Experimental strategy for sorting mouse NSPCs with the HOAPES device. (a) Mouse NSPCs grow in suspension and form clusters of cells known as neurospheres (left). Neurospheres were dissociated to form single cells (right) and cells washed with the DEP buffer. (b) Cells in the DEP buffer were loaded into the HOAPES device, and the percentage of cells focused to the inner channel quantified across a range of frequencies. The resultant focusing curve (shown here as a schematic) was used to determine a sorting frequency targeting ∼30% of the cells. (c) Mouse NSPCs were sorted in the HOAPES device at the determined frequency and two populations of cells collected: those focused to the inner channel and those that remained unfocused and tracked to the outer channels.

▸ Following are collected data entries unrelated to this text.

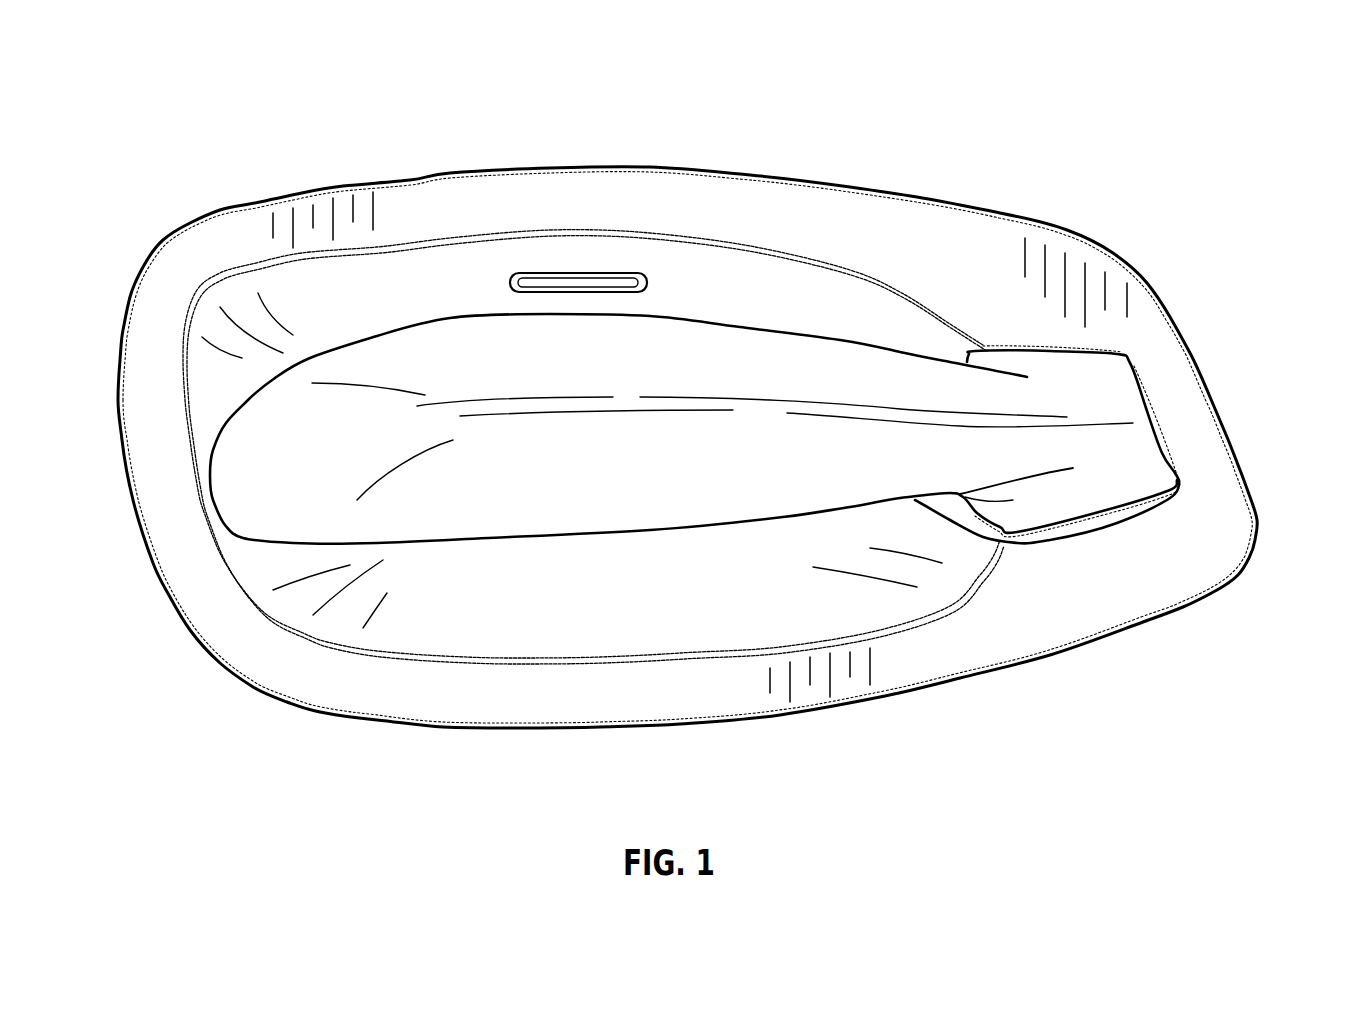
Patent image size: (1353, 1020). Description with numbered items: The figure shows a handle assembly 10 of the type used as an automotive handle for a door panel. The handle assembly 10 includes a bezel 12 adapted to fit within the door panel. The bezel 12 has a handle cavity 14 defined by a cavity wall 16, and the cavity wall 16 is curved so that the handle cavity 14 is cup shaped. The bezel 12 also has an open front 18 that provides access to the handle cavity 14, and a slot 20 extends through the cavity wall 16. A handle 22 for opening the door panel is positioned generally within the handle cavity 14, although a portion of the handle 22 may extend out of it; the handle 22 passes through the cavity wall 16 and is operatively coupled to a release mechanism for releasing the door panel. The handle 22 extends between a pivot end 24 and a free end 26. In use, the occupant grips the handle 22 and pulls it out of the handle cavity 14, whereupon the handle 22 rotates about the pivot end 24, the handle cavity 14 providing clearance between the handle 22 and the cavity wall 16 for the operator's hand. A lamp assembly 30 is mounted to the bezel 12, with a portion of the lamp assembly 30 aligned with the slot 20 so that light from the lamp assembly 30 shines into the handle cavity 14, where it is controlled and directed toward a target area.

The handle assembly 10 is at (253, 82).
The bezel 12 is at (818, 203).
The handle cavity 14 is at (692, 633).
The cavity wall 16 is at (497, 620).
The open front 18 is at (233, 598).
The slot 20 is at (557, 256).
The handle 22 is at (293, 413).
The pivot end 24 is at (1160, 468).
The free end 26 is at (243, 510).
The lamp assembly 30 is at (604, 265).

The unfocused cells from the two outer channels were pooled for further analysis. (d) Sorted cells (focused and unfocused) and controls (media, DEP buffer, and 1 MHz) were plated on glass coverslips for cellular differentiation and further analysis. (e) Cell differentiation was induced by the removal of growth factors from the culture media. Cells were differentiated for 3 days to allow formation of astrocytes. (f) Astrocytes in the differentiated cell samples were detected by immunostaining with antibodies that detect the astrocyte marker glial fibrillary acidic protein (GFAP, red). The image shows a differentiated astrocyte.